9.2 In the event that the situation referred to in article 10.1 has arisen for 30 consecutive days, the Client has the right to terminate the Agreement in whole or in part and with immediate effect, without any obligation on FMN to retain its right to compensation in that case (including but not limited to costs for third parties it has engaged).

1o. Liability

10.1 In the event of an event, the client will be obliged to take out appropriate event insurance. This insurance may not take recourse against FMN (the contractor indemnifies FMN in this respect) and also covers FMN’s liability.

10.2 Any liability of FMN towards the Client or third parties is always limited to the amount that is eligible for payment under the insurance taken out by FMN in the case in question. If in any case the insurance does not provide cover or does not pay out, FMN’s liability is in any case limited to the amount of the invoice for the month to which the damage relates, with a maximum of € 5,000 (two thousand euros).

10.3 FMN is not liable for damage, of whatever nature, caused by FMN’s reliance on incorrect, incomplete or insufficient data provided by the Client or by a third party (designated by the Client). FMN is not liable for the attendance of the participants of the event in question.

10.4 FMN is not liable for damage to goods made available to it by the Client. The Client will ensure proper insurance.

10.5 FMN shall not be liable for damage caused by the fact that the Client has provided FMN with log-in codes, passwords or other access codes, including but not limited to damage caused by hackers or persons who have gained unauthorized access to websites and other systems of the Client.

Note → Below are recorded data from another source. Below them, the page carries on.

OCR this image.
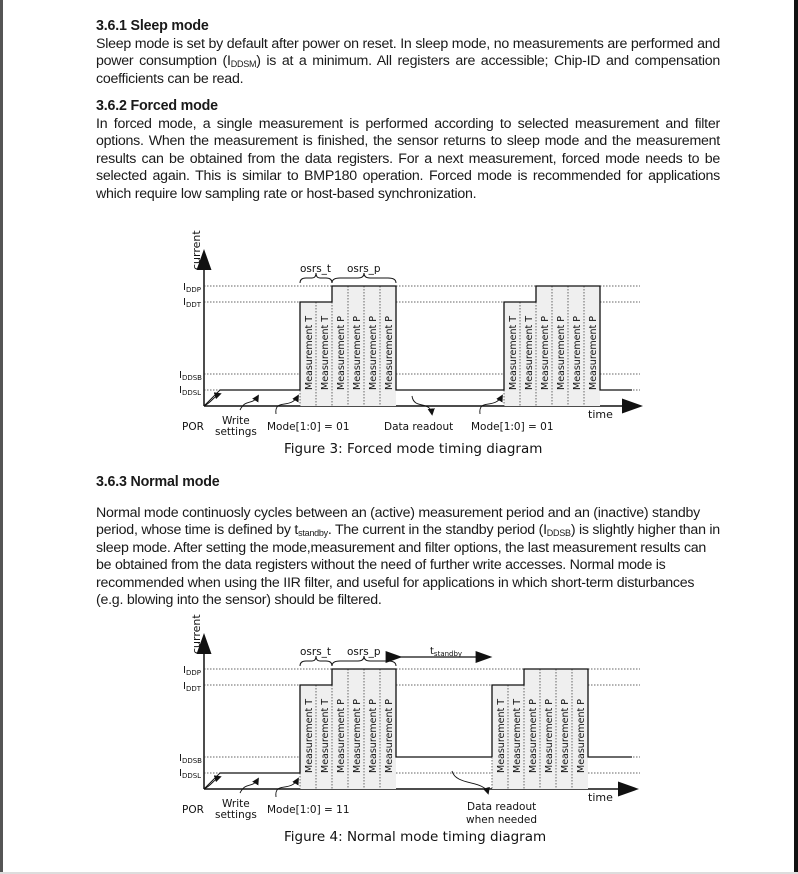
3.6.1 Sleep mode

Sleep mode is set by default after power on reset. In sleep mode, no measurements are performed and power consumption $(I_{DDSM})$ is at a minimum. All registers are accessible; Chip-ID and compensation coefficients can be read.

3.6.2 Forced mode

In forced mode, a single measurement is performed according to selected measurement and filter options. When the measurement is finished, the sensor returns to sleep mode and the measurement results can be obtained from the data registers. For a next measurement, forced mode needs to be selected again. This is similar to BMP180 operation. Forced mode is recommended for applications which require low sampling rate or host-based synchronization.

3.6.3 Normal mode

Normal mode continuosly cycles between an (active) measurement period and an (inactive) standby period, whose time is defined by $t_{standby}$. The current in the standby period $(I_{DDSB})$ is slightly higher than in sleep mode. After setting the mode,measurement and filter options, the last measurement results can be obtained from the data registers without the need of further write accesses. Normal mode is recommended when using the IIR filter, and useful for applications in which short-term disturbances (e.g. blowing into the sensor) should be filtered.

current
time
$I_{DDP}$
$I_{DDT}$
$I_{DDSB}$
$I_{DDSL}$
Measurement T Measurement T Measurement P Measurement P Measurement P Measurement P
osrs_t osrs_p
Measurement T Measurement T Measurement P Measurement P Measurement P Measurement P
POR Write
settings Mode[1:0] = 01	Data readout Mode[1:0] = 01
Figure 3: Forced mode timing diagram
current
time
$I_{DDP}$
$I_{DDT}$
$I_{DDSB}$
$I_{DDSL}$
Measurement T Measurement T Measurement P Measurement P Measurement P Measurement P
osrs_t osrs_p	$t_{standby}$
Measurement T Measurement T Measurement P Measurement P Measurement P Measurement P
POR Write
settings Mode[1:0] = 11	Data readout
when needed
Figure 4: Normal mode timing diagram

10.6 FMN shall under no circumstances be liable for indirect damage, including consequential damage, loss of profit, lost savings and damage due to business interruption. FMN is not liable for all direct or indirect, consequential and immaterial damages of the Client or third parties in any way related to, or caused by the non-performance, late performance or improper performance of the assignment, unless there is demonstrable intent or gross negligence on the part of FMN. The burden of proof for this lies with the Client.

10.7 The Client indemnifies FMN against all claims from third parties (including but not limited to participants and visitors) that are directly or indirectly, indirectly or immediately related to the execution of an agreement.

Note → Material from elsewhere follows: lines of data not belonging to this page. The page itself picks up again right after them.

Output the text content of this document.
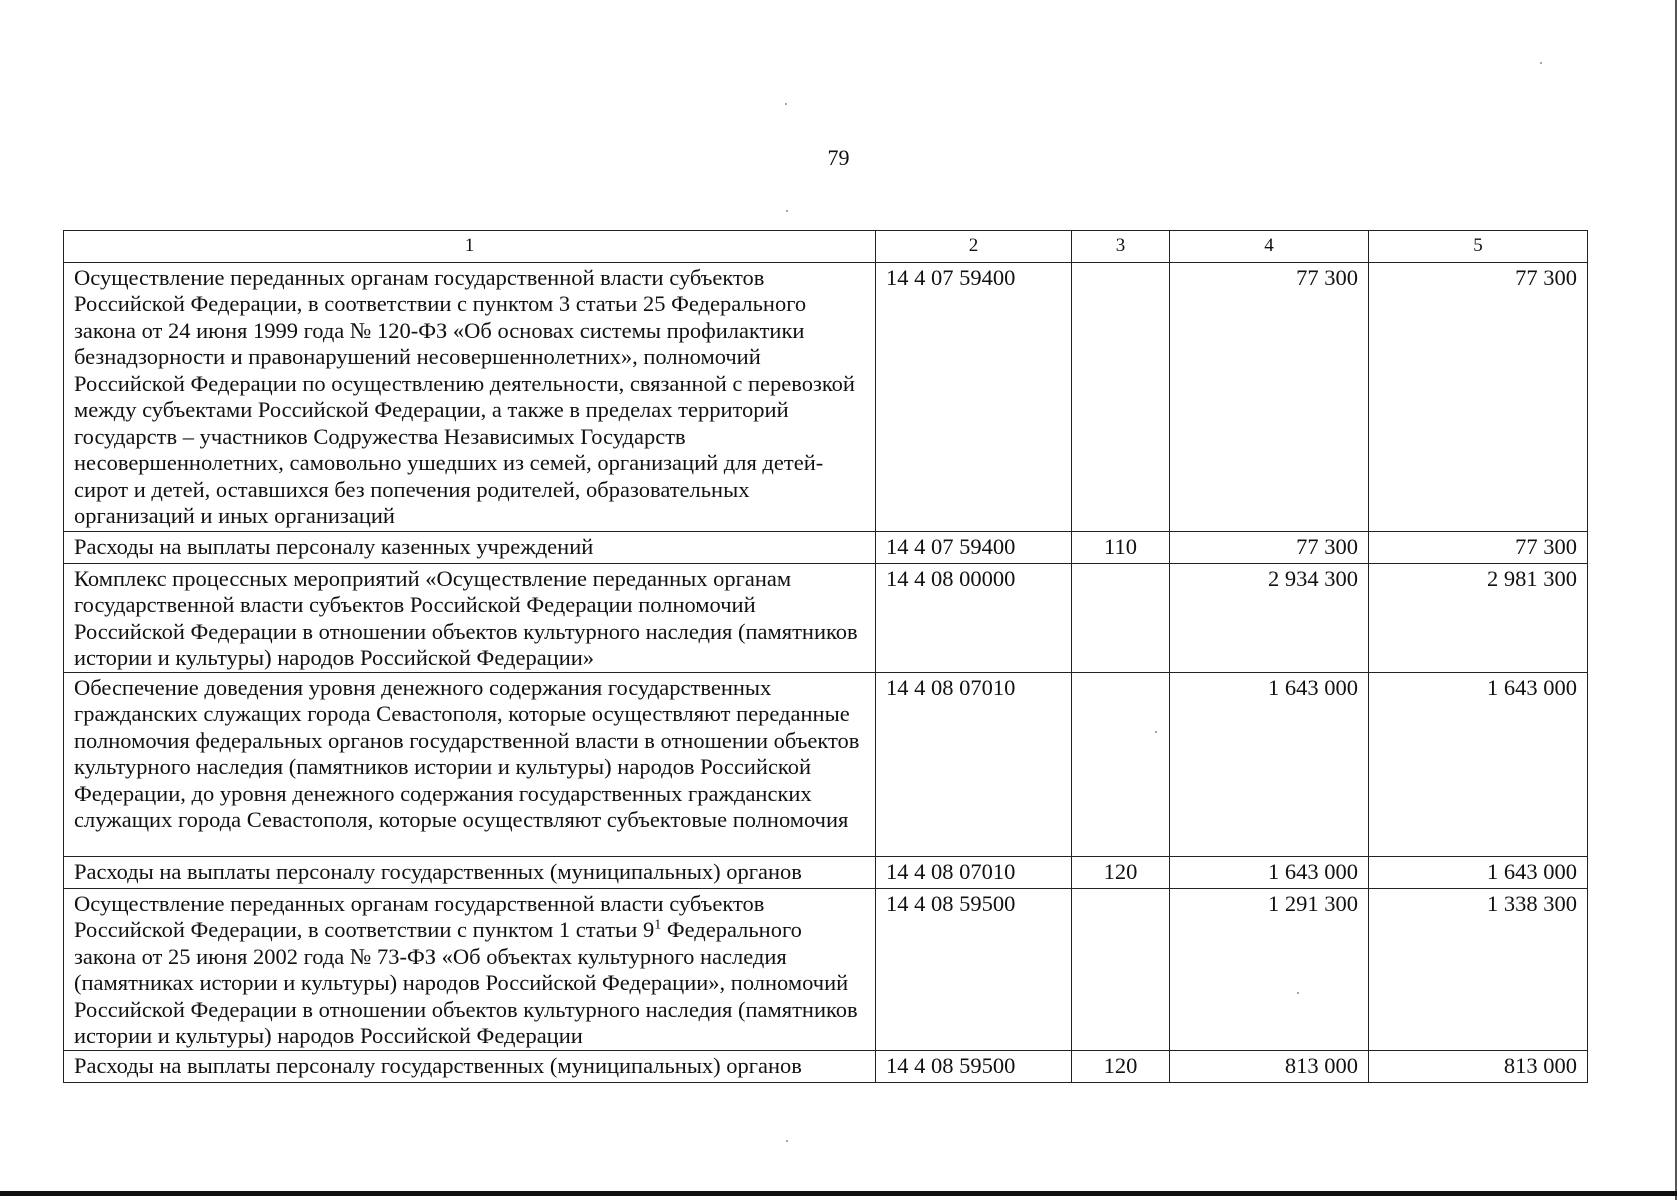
79
1	2	3	4	5
Осуществление переданных органам государственной власти субъектов Российской Федерации, в соответствии с пунктом 3 статьи 25 Федерального закона от 24 июня 1999 года № 120-ФЗ «Об основах системы профилактики безнадзорности и правонарушений несовершеннолетних», полномочий Российской Федерации по осуществлению деятельности, связанной с перевозкой между субъектами Российской Федерации, а также в пределах территорий государств – участников Содружества Независимых Государств несовершеннолетних, самовольно ушедших из семей, организаций для детей-сирот и детей, оставшихся без попечения родителей, образовательных организаций и иных организаций	14 4 07 59400		77 300	77 300
Расходы на выплаты персоналу казенных учреждений	14 4 07 59400	110	77 300	77 300
Комплекс процессных мероприятий «Осуществление переданных органам государственной власти субъектов Российской Федерации полномочий Российской Федерации в отношении объектов культурного наследия (памятников истории и культуры) народов Российской Федерации»	14 4 08 00000		2 934 300	2 981 300
Обеспечение доведения уровня денежного содержания государственных гражданских служащих города Севастополя, которые осуществляют переданные полномочия федеральных органов государственной власти в отношении объектов культурного наследия (памятников истории и культуры) народов Российской Федерации, до уровня денежного содержания государственных гражданских служащих города Севастополя, которые осуществляют субъектовые полномочия	14 4 08 07010		1 643 000	1 643 000
Расходы на выплаты персоналу государственных (муниципальных) органов	14 4 08 07010	120	1 643 000	1 643 000
Осуществление переданных органам государственной власти субъектов Российской Федерации, в соответствии с пунктом 1 статьи $9^1$ Федерального закона от 25 июня 2002 года № 73-ФЗ «Об объектах культурного наследия (памятниках истории и культуры) народов Российской Федерации», полномочий Российской Федерации в отношении объектов культурного наследия (памятников истории и культуры) народов Российской Федерации	14 4 08 59500		1 291 300	1 338 300
Расходы на выплаты персоналу государственных (муниципальных) органов	14 4 08 59500	120	813 000	813 000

11. Indemnification; limitation period

11.1 If the Client provides FMN with information carriers, electronic files or software etc., the latter guarantees that the information carriers, electronic files or software are free of viruses, defects and the like.

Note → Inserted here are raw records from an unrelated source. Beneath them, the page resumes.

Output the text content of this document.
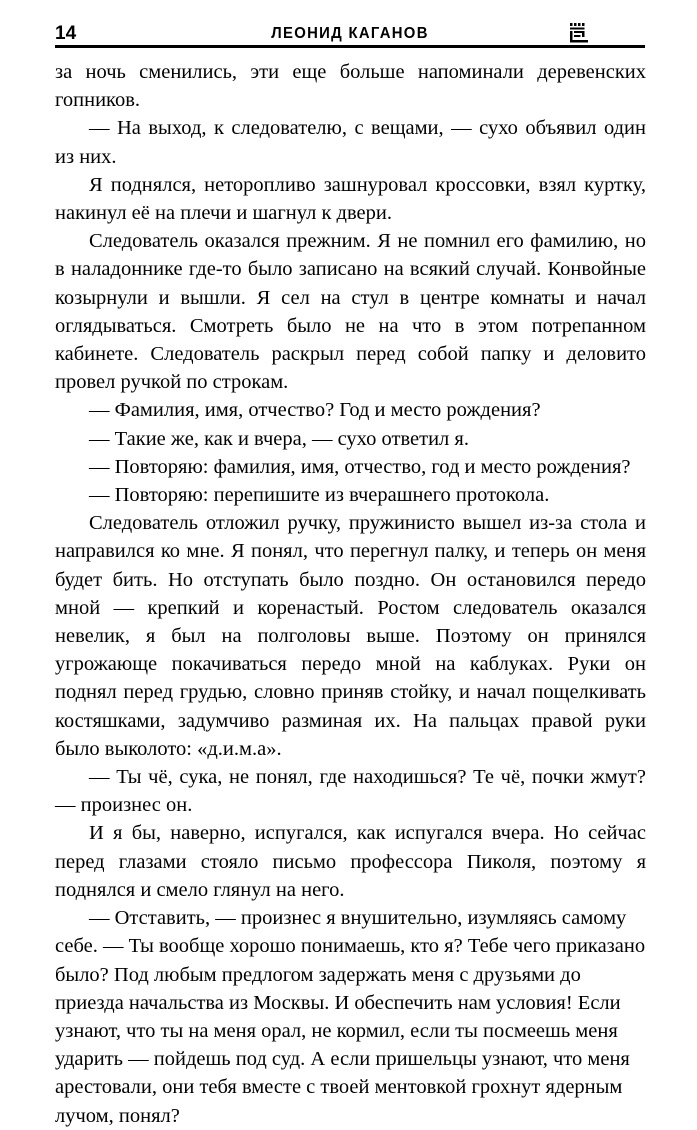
14	ЛЕОНИД КАГАНОВ

за ночь сменились, эти еще больше напоминали деревенских гопников.

— На выход, к следователю, с вещами, — сухо объявил один из них.

Я поднялся, неторопливо зашнуровал кроссовки, взял куртку, накинул её на плечи и шагнул к двери.

Следователь оказался прежним. Я не помнил его фамилию, но в наладоннике где-то было записано на всякий случай. Конвойные козырнули и вышли. Я сел на стул в центре комнаты и начал оглядываться. Смотреть было не на что в этом потрепанном кабинете. Следователь раскрыл перед собой папку и деловито провел ручкой по строкам.

— Фамилия, имя, отчество? Год и место рождения?

— Такие же, как и вчера, — сухо ответил я.

— Повторяю: фамилия, имя, отчество, год и место рождения?

— Повторяю: перепишите из вчерашнего протокола.

Следователь отложил ручку, пружинисто вышел из-за стола и направился ко мне. Я понял, что перегнул палку, и теперь он меня будет бить. Но отступать было поздно. Он остановился передо мной — крепкий и коренастый. Ростом следователь оказался невелик, я был на полголовы выше. Поэтому он принялся угрожающе покачиваться передо мной на каблуках. Руки он поднял перед грудью, словно приняв стойку, и начал пощелкивать костяшками, задумчиво разминая их. На пальцах правой руки было выколото: «д.и.м.а».

— Ты чё, сука, не понял, где находишься? Те чё, почки жмут? — произнес он.

И я бы, наверно, испугался, как испугался вчера. Но сейчас перед глазами стояло письмо профессора Пиколя, поэтому я поднялся и смело глянул на него.

— Отставить, — произнес я внушительно, изумляясь самому себе. — Ты вообще хорошо понимаешь, кто я? Тебе чего приказано было? Под любым предлогом задержать меня с друзьями до приезда начальства из Москвы. И обеспечить нам условия! Если узнают, что ты на меня орал, не кормил, если ты посмеешь меня ударить — пойдешь под суд. А если пришельцы узнают, что меня арестовали, они тебя вместе с твоей ментовкой грохнут ядерным лучом, понял?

11.2 Contrary to the statutory limitation periods, the limitation period for all claims and defences against FMN and the third parties involved by FMN in the execution of an agreement is one year.

12. Applicable law and choice of forum

12.1 All legal relationships to which FMN is a party are exclusively governed by Dutch law, even if an obligation is executed in whole or in part abroad or if the party involved in the legal relationship is domiciled there.

12.2 All disputes arising from legal relationships between FMN and the Client shall be submitted exclusively to the competent court in Arnhem.